Not only emotionally, Things Will Be Different delivers narratively too. Felker carefully constructs his psychological sci-fi thriller, employing deliberate pacing and an unfolding plot that takes a number of unexpected turns. It’s a cognitively demanding film, one that necessitates attention and inner contemplation for true appreciation. And, as is the case with many compelling and cognitively demanding films, the immediate reaction upon watching Things Will Be Different is a desire to watch it again – to pick up on all the details one may have missed and try to wrap one’s head around the narrative.
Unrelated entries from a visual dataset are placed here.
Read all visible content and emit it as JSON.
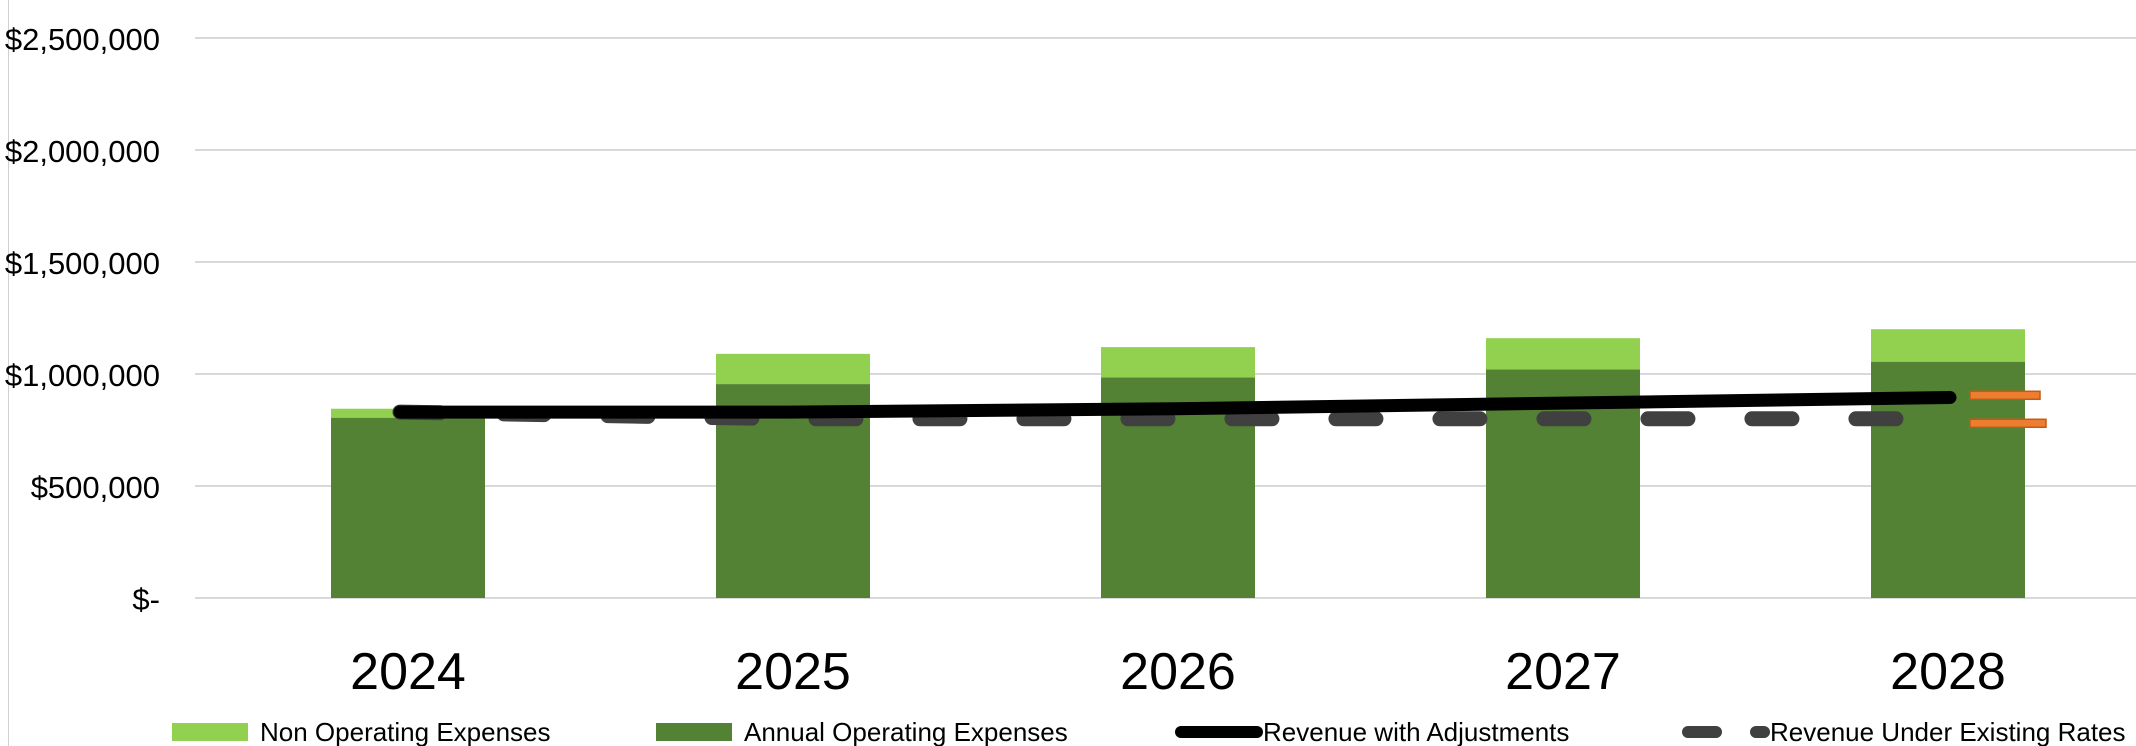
{
  "colors": {
    "non_operating": "#92d050",
    "operating": "#548235",
    "revenue_adjusted": "#000000",
    "revenue_existing": "#404040",
    "gridline": "#d9d9d9",
    "axis_text": "#000000",
    "marker_accent": "#ed7d31"
  },
  "chart_data": {
    "type": "bar",
    "stacked": true,
    "title": "",
    "xlabel": "",
    "ylabel": "",
    "categories": [
      "2024",
      "2025",
      "2026",
      "2027",
      "2028"
    ],
    "ylim": [
      0,
      2500000
    ],
    "yticks": [
      0,
      500000,
      1000000,
      1500000,
      2000000,
      2500000
    ],
    "ytick_labels": [
      "$-",
      "$500,000",
      "$1,000,000",
      "$1,500,000",
      "$2,000,000",
      "$2,500,000"
    ],
    "grid": true,
    "legend_position": "bottom",
    "series": [
      {
        "name": "Non Operating Expenses",
        "kind": "bar",
        "color": "#92d050",
        "values": [
          40000,
          135000,
          135000,
          140000,
          145000
        ]
      },
      {
        "name": "Annual Operating Expenses",
        "kind": "bar",
        "color": "#548235",
        "values": [
          805000,
          955000,
          985000,
          1020000,
          1055000
        ]
      },
      {
        "name": "Revenue with Adjustments",
        "kind": "line",
        "style": "solid",
        "color": "#000000",
        "values": [
          830000,
          830000,
          845000,
          870000,
          895000
        ]
      },
      {
        "name": "Revenue Under Existing Rates",
        "kind": "line",
        "style": "dashed",
        "color": "#404040",
        "values": [
          830000,
          800000,
          800000,
          800000,
          800000
        ]
      }
    ]
  }
}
Minor issues detract from what is otherwise an enthralling film. The characters have a shockingly nonchalant attitude toward time travel, which makes the beginning part of the film feel somewhat jarring and distancing from the leads. The film’s ending, meanwhile, brings the story full circle, but in a manner that isn’t entirely satisfying. To explain more would necessitate getting into spoiler territory; although, it can be said that the film’s ending is a bit of a head-scratcher. 

VERDICT: 8/10

Things Will Be Different sees Michael Felker tackle a feature directorial debut that evokes the time-bending thrillers of Christopher Nolan, Rian Johnson, Aaron Moorhead, and Justin Benson. Blending high-concept sci-fi with grounded aesthetics and themes, Felker’s film is emotionally compelling, narratively fascinating, and cognitively demanding, making a second viewing a pleasure and a necessity. Adam David Thompson and Riley Dandy command the screen as they deliver lead performances that render them virtually the only actors in the vast majority of the film. A somewhat jarring introduction to a key plot element and an ending that doesn’t entirely satisfy do little to take away from what is an impressive feature directorial debut from a filmmaker intelligent with his scripting and confident in his directing.